I guess I shouldn't be surprised that when a database company swallows a CPU hardware division that the CPU might sprout some more database specific operations, but I was.
I would love to see some benchmarks of how much this speeds up some sample workload queries, if you happen to know of some (preferably not from Oracle's marketing dept.)?
Why am I not surprised by this. I sometimes find myself thinking I should check my bias against Oracle, just to make sure I'm not being too hard on them for past transgressions (for example, Microsoft is far from perfect but they've come a long ways from many of their more negative past practices). Then I learn something like this, which while it doesn't directly mean they are still continuing in predatory marketing and sales practices, doesn't exactly assuage any fears I might have have had.

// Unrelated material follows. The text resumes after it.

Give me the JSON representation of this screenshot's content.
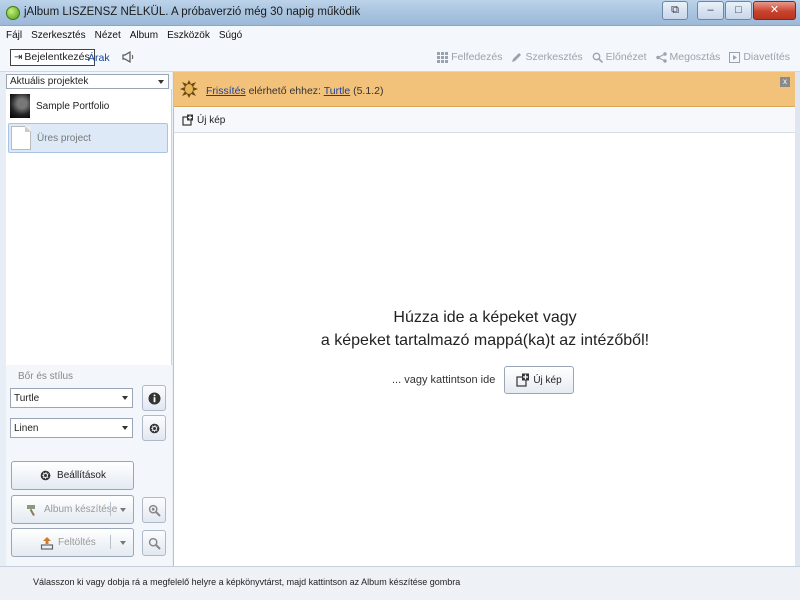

I currently work for a company that heavily uses Oracle technology. It's horrible. Our culmative contracts are worth several hundred thousand dollars per years.
But they'll still cheat us on small things. We request information on a training seminar (we had a free attendance voucher), and they lose our account information until 1 week after the seminar ended.
It's to the point where I just laugh. Everyone knows their cheating us, but upper management won't change.
Yes if you shell out for all the money to run it on every core, and use a lot memory it is solid. But the bang for your buck, Microsoft SQL has a better support plan, and saner licensing model. My experience is working with smaller datasets <200GB so YMMV.
I mean I'd rather use Postgres. But large corps like having a vendor to call.
Check out EnterpriseDB. I don't know how good they are in practice. But their speciality is solving the exact problem you mentioned with Oracle vs Postgres.
I would love to see some benchmarks of how much this speeds up some sample workload queries, if you happen to know of some (preferably not from Oracle's marketing dept.)?